New rules tighten reins on credit card companies
Associated Press photo
For the 19-year-old college student who uses plastic to pay for books and living expenses, the credit card overhaul passed by the House Wednesday is bad news.
For the salesman who works on commission and missed one payment after a bad month, the new rules offer protection against huge increases and some breathing room to rein in costs.
And for the credit card consumer who likes to pay bills over the phone, there will no longer be any penalty at all.
With President Barack Obama set to sign the , sweeping new credit card rules, the government has fundamentally shifted the relationship between the companies and their customers, especially those who carry debt from month to month.I'm a huge fan (of the new rules), I hate credit card companies, said Rachel Murphy, 27, of Red Hook, who has three credit cards and keeps a balance of about $3,000.
A few months ago, she said, one company tried to raise her interest rate but backed off when she threatened to cancel the card.
I don't want to say they prey on people because everybody knows what they're getting into, but it's similar to the way mortgage lenders made it too easy for people to borrow money, Murphy said.
The bill, which takes effect in nine months, imposes a slew of new restrictions on credit card companies, including a requirement that companies give 45 days notice before raising rates, a prohibition on rate hikes on existing balances unless they are 60 days overdue and the extension of the amount of time to pay bills to 21 days.
The companies would also have to be clearer about their interest rates and will not be allowed to raise rates on customers based on their payment histories with other types of credit.
Credit cards would not be available to those under 21 with no verifiable source of income unless a parent or spouse signs off on it.
This is going to make companies be more fair with people, said Paul Muwanga, 29, of Brooklyn.

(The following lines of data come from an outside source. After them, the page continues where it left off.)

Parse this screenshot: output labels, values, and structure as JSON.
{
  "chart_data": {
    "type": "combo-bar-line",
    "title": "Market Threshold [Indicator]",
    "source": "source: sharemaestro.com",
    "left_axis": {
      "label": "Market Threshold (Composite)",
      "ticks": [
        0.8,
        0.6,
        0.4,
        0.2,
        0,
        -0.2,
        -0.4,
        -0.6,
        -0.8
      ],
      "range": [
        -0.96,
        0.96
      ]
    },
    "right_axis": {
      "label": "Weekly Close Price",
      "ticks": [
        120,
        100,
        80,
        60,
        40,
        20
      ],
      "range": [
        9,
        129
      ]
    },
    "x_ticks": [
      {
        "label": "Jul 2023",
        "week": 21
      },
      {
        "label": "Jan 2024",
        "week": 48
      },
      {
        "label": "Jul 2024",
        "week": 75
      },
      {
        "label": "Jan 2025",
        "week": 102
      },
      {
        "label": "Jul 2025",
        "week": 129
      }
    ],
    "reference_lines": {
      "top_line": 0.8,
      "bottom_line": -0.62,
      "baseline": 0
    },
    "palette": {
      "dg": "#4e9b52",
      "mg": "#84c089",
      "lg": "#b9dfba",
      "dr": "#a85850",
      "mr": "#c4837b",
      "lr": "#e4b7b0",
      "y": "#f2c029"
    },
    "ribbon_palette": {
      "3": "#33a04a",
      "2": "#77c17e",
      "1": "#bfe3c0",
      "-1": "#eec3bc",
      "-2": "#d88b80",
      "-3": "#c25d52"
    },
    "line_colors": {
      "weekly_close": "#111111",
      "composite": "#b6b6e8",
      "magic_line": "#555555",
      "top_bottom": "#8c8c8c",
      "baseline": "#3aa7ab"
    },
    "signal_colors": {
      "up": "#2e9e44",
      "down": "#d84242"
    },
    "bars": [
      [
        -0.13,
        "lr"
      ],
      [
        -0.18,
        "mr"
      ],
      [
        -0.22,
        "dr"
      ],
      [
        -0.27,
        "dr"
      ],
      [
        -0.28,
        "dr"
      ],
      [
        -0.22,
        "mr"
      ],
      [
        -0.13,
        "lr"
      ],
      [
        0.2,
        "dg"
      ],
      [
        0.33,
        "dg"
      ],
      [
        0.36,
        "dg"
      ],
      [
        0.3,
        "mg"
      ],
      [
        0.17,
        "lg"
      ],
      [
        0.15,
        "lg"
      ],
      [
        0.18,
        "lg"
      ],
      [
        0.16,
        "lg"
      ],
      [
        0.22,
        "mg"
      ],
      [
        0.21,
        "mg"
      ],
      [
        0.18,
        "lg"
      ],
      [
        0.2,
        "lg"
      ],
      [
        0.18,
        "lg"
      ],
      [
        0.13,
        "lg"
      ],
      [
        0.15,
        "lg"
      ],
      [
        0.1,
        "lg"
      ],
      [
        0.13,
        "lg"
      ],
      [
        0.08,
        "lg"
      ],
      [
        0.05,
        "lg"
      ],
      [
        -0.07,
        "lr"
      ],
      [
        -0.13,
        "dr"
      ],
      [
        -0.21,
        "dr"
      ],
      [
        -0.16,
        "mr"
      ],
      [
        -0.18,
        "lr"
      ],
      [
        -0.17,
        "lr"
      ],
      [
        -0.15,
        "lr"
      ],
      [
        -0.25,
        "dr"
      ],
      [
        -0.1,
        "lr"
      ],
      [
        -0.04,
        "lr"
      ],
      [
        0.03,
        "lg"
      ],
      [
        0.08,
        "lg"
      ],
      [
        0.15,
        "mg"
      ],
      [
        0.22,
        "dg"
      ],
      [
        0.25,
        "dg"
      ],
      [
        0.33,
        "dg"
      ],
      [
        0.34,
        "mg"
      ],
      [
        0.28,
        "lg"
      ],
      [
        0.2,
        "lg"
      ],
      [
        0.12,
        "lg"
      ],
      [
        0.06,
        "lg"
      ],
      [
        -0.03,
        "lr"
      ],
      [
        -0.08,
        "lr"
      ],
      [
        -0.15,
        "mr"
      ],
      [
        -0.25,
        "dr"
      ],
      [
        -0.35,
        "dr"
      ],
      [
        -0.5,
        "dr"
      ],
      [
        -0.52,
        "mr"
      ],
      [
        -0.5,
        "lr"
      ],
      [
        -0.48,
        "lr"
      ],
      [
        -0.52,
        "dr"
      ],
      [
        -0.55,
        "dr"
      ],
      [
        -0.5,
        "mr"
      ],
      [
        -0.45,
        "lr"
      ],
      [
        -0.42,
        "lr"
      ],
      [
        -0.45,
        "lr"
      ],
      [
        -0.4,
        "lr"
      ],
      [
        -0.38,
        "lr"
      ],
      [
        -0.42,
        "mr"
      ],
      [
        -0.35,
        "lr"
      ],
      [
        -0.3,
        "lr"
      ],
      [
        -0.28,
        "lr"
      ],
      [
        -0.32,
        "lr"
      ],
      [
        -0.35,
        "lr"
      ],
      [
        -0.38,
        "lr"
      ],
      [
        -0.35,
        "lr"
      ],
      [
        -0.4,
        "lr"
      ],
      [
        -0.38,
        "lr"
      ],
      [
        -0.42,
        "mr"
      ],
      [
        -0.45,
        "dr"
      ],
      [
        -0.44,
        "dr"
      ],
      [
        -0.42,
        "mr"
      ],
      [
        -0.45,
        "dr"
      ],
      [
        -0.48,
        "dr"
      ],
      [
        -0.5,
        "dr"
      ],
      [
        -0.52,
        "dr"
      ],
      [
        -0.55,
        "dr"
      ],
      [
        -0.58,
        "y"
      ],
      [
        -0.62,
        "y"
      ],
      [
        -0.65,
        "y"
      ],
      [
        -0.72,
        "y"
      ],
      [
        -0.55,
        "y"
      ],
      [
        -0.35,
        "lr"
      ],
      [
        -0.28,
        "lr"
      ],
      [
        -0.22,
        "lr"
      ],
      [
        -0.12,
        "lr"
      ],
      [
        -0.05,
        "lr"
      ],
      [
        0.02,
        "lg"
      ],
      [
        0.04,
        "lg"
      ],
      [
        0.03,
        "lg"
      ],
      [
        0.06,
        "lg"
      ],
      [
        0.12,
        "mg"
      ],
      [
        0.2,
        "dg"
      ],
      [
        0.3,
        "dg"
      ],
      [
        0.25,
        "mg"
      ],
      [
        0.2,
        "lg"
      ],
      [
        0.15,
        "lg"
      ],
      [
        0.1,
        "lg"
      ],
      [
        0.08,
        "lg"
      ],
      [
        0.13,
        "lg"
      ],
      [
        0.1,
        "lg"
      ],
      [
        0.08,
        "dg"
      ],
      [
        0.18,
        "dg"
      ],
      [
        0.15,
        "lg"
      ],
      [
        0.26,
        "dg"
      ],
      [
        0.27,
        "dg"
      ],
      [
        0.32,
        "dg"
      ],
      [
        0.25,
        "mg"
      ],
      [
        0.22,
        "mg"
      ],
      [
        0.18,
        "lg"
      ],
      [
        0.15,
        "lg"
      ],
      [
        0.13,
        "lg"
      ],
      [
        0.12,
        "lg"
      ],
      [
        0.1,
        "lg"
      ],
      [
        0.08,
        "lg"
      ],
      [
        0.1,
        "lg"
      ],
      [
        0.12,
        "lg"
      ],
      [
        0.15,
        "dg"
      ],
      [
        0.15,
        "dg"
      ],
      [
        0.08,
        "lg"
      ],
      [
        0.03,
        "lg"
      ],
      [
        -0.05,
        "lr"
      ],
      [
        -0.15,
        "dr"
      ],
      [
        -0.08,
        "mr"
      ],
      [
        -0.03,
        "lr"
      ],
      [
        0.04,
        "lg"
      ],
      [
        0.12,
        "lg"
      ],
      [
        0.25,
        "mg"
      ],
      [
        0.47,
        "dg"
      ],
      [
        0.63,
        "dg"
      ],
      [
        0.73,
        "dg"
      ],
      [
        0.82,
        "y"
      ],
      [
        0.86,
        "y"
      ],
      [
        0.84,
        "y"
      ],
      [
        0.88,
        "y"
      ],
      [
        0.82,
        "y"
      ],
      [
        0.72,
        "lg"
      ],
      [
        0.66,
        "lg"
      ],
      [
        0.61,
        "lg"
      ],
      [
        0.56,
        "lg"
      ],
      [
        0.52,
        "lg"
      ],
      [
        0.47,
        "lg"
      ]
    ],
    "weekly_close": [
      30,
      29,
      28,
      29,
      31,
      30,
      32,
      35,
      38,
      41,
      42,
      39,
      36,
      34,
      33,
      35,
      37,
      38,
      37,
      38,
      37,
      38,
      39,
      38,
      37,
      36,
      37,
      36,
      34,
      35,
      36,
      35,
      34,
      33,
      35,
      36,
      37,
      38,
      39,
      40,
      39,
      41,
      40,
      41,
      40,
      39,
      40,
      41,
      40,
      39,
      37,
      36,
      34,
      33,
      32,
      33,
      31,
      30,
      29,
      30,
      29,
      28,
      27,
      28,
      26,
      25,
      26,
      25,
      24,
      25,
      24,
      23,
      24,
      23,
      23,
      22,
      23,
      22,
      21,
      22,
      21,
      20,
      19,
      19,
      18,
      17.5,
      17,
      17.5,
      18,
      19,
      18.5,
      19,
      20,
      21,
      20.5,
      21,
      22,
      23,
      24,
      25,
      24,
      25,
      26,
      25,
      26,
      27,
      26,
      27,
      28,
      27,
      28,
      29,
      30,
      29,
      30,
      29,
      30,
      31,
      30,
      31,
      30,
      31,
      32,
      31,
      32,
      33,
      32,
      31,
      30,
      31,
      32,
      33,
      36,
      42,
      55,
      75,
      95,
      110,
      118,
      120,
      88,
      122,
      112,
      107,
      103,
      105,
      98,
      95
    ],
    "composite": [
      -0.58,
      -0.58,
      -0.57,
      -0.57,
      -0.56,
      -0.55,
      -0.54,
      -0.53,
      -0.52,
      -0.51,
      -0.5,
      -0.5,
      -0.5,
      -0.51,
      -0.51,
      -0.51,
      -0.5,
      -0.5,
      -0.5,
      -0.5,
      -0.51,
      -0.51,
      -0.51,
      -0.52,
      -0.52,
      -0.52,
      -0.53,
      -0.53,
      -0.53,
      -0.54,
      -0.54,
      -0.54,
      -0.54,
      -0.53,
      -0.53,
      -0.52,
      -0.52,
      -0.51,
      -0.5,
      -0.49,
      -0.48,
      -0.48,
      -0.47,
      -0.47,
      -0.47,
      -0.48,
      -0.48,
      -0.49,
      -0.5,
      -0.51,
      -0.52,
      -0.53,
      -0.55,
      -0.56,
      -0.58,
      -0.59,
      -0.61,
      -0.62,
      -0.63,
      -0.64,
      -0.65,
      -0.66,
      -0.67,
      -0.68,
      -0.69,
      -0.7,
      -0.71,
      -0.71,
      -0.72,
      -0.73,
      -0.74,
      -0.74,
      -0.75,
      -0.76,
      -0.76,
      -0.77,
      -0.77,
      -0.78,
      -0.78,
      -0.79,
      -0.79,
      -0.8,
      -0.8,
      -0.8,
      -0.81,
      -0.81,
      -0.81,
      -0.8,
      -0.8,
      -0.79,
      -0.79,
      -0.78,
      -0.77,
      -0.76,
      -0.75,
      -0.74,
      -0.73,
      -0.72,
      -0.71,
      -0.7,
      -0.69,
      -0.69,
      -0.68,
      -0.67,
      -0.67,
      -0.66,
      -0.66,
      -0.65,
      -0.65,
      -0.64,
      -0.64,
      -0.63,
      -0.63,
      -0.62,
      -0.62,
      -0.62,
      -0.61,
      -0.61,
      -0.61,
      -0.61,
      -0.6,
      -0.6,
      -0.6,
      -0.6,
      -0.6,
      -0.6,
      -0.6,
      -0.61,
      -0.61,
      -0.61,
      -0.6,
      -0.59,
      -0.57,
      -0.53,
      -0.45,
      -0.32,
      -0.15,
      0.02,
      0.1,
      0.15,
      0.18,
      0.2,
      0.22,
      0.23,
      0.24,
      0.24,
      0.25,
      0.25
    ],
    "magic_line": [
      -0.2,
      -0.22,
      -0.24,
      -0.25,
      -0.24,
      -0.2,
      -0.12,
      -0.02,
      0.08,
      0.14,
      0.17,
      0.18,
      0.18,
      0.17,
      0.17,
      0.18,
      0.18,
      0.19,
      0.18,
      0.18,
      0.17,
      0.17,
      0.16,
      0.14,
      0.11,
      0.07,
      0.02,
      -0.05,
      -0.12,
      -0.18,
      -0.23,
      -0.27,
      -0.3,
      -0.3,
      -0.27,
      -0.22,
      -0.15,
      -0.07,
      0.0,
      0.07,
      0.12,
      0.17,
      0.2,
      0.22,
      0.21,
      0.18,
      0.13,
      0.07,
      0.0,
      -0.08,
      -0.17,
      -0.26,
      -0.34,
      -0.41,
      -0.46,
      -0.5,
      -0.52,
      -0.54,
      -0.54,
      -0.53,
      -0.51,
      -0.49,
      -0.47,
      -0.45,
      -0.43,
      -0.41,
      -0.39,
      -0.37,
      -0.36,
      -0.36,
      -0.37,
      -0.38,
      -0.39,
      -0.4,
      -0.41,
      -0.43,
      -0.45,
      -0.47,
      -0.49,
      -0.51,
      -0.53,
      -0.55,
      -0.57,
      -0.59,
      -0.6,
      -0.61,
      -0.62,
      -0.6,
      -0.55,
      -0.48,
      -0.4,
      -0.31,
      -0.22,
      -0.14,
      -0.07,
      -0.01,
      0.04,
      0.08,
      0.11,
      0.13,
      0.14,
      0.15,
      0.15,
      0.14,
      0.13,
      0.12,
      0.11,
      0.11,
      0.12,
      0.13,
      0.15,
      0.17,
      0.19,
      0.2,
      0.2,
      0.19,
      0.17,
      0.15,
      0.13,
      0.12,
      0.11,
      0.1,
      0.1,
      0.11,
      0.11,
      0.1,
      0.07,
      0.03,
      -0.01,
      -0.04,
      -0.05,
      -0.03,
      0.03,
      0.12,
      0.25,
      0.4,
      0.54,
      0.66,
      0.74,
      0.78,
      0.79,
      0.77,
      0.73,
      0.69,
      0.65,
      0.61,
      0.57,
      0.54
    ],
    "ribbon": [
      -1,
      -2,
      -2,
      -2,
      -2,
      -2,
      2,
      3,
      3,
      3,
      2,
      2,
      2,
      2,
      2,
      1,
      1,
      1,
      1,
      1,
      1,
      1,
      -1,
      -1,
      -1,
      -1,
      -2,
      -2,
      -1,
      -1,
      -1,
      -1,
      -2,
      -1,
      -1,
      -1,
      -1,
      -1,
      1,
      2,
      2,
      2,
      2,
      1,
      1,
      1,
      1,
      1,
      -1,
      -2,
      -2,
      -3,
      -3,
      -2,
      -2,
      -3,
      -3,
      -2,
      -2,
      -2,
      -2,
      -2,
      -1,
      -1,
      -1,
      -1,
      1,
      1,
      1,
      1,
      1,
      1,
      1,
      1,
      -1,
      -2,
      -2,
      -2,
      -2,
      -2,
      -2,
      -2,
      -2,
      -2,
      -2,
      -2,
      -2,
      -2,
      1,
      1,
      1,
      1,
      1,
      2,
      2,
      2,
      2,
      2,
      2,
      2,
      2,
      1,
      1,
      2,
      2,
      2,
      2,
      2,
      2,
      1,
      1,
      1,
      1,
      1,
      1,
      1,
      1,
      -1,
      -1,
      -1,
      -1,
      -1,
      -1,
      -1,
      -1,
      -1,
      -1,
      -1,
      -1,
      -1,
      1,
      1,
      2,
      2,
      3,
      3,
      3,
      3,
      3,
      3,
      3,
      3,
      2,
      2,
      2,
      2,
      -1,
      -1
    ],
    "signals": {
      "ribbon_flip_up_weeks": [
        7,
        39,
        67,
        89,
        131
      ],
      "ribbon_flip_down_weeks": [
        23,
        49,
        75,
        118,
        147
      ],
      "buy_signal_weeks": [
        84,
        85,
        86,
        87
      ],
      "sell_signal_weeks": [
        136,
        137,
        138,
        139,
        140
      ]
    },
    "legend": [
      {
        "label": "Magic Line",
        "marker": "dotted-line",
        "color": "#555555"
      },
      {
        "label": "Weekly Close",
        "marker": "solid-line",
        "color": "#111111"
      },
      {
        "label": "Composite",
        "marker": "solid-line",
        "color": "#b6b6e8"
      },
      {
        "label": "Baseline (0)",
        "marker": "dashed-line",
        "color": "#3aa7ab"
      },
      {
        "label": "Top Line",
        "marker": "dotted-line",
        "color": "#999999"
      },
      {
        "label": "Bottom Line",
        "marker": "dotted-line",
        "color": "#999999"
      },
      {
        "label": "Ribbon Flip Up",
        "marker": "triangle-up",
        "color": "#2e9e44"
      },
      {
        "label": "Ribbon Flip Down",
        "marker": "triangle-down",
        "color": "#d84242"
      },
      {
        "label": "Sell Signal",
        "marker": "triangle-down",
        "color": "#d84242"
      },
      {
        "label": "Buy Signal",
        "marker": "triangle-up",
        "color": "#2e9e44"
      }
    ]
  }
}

They're trying to make a profit but in the wrong way.
Critics of the bill fear that customers who pay up every month and don't carry debt may wind up getting hurt by the legislation with annual fees or reduced rewards programs.
Edward Yingling, CEO of the American Bankers Association, which lobbied against the legislation, said the rules limit companies' ability to price according to risk.
"Less credit will be available generally, which means some consumers and small businesses will not be able to obtain credit cards at all, particularly younger people and start-up small businesses," he said.